From the summary above, we can see that the listings data has been transformed to SpatialPoints with the right projections.

2.1.1 Wrangling subzone map

Instead of using the neighbourhood map provided from InsideAirbnb, we use the master plan subzone from URA as this gives greater details to the various areas. We also use the read_osm() function from the OpenStreetMap package to load the background map as a raster in tmap’s plot mode. We load this in sf format for mapping purposes; we also assign the crs projection and convert it to a SpatialPolygons object for use in spatstat.

We check to ensure that the geometry is valid and that the crs of the subzone map is attributed correctly.

# Read in URA's master planning subzones in SF to plot the polygon layer
# Read in OSM raster of listings data for plot view
mpsz_sf <- st_read(dsn = "data/MP14_SUBZONE_WEB_PL.shp", layer="MP14_SUBZONE_WEB_PL")

## Reading layer `MP14_SUBZONE_WEB_PL' from data source `C:\Users\clarachua\Documents\2. Capstone Project\capstone\data\MP14_SUBZONE_WEB_PL.shp' using driver `ESRI Shapefile'
## Simple feature collection with 323 features and 15 fields
## geometry type:  MULTIPOLYGON
## dimension:      XY
## bbox:           xmin: 2667.538 ymin: 15748.72 xmax: 56396.44 ymax: 50256.33
## projected CRS:  SVY21

sg_osm <- read_osm(listings_clean, ext=1.3)

# Ensure that geometry is valid and check crs of subzone map
mpsz_sf <- st_make_valid(mpsz_sf)
all(st_is_valid(mpsz_sf))

## [1] TRUE

crs(mpsz_sf)

## CRS arguments:
##  +proj=tmerc +lat_0=1.36666666666667 +lon_0=103.833333333333 +k=1
## +x_0=28001.642 +y_0=38744.572 +datum=WGS84 +units=m +no_defs

We use the cleaned data from the previous section and do additional cleaning of the subzone map to exclude areas that are not zoned for residential purposes (e.g. Industrial areas, Airports, military / other zones) and any subzones that do not have any listings. We use the st_join function to join the listings data frame that fall within the subzone map, and filter out areas in the subzone map that are empty.

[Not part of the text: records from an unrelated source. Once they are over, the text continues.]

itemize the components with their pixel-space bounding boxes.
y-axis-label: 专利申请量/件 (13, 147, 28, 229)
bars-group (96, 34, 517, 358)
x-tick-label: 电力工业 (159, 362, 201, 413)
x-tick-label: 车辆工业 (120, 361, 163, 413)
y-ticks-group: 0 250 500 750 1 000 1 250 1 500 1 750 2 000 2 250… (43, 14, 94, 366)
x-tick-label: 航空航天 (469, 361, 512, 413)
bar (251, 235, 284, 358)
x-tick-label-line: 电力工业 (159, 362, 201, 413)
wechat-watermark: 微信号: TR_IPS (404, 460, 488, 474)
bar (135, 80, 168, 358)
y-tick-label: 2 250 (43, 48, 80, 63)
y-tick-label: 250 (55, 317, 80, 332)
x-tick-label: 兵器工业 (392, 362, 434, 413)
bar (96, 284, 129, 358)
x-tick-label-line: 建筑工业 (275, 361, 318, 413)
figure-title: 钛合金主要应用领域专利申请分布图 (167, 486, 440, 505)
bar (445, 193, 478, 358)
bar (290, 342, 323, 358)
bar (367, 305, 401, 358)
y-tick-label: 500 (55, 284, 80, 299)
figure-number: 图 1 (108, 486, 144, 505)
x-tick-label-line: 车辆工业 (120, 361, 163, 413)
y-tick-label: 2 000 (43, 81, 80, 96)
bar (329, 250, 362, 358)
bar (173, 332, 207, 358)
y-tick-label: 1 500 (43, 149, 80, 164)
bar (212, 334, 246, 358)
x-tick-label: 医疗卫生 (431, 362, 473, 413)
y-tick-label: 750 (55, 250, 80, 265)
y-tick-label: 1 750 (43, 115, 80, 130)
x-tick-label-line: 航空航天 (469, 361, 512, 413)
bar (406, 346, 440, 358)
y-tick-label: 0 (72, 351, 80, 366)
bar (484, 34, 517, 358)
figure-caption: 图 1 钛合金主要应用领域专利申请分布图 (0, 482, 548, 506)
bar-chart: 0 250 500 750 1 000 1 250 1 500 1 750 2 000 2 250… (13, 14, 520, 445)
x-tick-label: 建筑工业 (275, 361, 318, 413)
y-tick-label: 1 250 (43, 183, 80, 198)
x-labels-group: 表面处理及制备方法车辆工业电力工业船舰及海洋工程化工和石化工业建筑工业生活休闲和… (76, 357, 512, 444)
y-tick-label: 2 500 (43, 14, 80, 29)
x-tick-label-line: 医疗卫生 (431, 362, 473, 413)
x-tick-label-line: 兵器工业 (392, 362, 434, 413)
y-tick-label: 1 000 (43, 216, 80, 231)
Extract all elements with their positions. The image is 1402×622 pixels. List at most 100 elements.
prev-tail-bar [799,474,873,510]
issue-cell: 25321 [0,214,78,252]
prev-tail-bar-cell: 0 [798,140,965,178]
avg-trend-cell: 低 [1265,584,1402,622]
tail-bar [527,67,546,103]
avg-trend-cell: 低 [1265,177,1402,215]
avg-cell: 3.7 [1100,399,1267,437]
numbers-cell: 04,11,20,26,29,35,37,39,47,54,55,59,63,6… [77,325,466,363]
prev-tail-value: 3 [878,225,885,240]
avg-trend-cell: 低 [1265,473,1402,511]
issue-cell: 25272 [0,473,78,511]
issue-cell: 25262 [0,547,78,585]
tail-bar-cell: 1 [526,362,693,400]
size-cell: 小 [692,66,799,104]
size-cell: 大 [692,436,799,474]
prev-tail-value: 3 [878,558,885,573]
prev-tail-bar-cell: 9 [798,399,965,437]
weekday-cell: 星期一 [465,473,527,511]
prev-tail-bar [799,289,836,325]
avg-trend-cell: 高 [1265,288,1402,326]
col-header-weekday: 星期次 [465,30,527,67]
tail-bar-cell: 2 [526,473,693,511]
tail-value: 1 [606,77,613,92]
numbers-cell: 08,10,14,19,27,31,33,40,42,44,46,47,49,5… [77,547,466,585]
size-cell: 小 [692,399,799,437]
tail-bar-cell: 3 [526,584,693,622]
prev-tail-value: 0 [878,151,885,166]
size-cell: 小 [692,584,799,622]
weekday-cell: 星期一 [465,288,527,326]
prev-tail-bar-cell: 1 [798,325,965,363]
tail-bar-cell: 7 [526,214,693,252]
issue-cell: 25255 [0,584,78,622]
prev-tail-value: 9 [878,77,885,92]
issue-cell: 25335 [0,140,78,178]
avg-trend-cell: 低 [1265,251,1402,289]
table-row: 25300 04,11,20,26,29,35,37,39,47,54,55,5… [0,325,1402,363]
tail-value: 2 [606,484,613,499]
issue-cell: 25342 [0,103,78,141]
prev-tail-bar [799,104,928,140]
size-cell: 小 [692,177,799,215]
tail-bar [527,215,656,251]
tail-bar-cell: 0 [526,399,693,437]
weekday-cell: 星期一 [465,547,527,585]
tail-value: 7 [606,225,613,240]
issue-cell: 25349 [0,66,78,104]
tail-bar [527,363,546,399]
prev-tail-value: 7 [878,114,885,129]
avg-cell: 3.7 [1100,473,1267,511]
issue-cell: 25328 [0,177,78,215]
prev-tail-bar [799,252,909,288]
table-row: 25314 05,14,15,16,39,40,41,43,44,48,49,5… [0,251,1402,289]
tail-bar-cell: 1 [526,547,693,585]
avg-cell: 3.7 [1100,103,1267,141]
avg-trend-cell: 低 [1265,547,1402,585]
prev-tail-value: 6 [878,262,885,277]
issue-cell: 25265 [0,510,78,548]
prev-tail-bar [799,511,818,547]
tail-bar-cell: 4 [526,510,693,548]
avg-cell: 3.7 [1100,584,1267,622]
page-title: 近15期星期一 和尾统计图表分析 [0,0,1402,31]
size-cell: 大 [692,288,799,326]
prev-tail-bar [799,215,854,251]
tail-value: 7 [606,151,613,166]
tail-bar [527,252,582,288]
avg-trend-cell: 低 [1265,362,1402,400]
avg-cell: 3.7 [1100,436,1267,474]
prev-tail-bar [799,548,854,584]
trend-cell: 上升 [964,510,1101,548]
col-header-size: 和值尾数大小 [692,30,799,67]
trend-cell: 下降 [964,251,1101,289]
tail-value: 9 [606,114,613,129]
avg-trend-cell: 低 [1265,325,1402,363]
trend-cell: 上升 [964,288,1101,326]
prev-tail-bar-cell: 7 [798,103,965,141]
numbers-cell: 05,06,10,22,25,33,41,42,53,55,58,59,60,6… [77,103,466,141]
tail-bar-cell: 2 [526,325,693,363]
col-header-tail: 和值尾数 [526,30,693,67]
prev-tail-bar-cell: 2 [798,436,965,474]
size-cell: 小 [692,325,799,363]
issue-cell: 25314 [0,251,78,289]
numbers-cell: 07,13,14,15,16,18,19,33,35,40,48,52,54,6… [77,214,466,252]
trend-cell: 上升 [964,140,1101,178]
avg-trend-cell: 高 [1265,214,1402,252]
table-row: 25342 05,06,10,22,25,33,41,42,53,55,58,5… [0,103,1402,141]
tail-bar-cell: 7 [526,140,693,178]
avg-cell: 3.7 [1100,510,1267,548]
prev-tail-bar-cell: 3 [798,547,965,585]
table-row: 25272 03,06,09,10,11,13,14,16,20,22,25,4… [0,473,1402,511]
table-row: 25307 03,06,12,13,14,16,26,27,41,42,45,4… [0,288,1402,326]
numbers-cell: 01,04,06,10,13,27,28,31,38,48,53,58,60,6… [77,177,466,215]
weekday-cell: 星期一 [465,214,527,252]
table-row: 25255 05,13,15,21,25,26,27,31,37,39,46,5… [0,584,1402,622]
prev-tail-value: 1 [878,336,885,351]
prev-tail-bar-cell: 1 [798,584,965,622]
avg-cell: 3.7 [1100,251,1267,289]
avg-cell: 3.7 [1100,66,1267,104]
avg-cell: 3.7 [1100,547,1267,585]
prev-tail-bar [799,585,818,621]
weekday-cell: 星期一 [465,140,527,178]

mpsz_sf2 <- mpsz_sf %>% dplyr::select(SUBZONE_N, REGION_N)
mpsz_sf2 <- st_transform(mpsz_sf2, st_crs(listings_clean))
listings_sf2 <- listings_clean %>% dplyr::select(neighbourhood, room_type)
listings_subzones <- st_join(listings_sf2, mpsz_sf2, prepared=TRUE, join=st_within)
subzone_list <- unique(listings_subzones$SUBZONE_N)
mpsz_sf3 <- mpsz_sf %>% filter(SUBZONE_N %in% subzone_list)
plot(mpsz_sf3["SUBZONE_N"])

2.1.2 Splitting data and map into sub-regions

As we have a relatively large sets of data points to analyse, we split the map of Singapore into the 5 sub-regions to make it computationally faster for the second order analysis.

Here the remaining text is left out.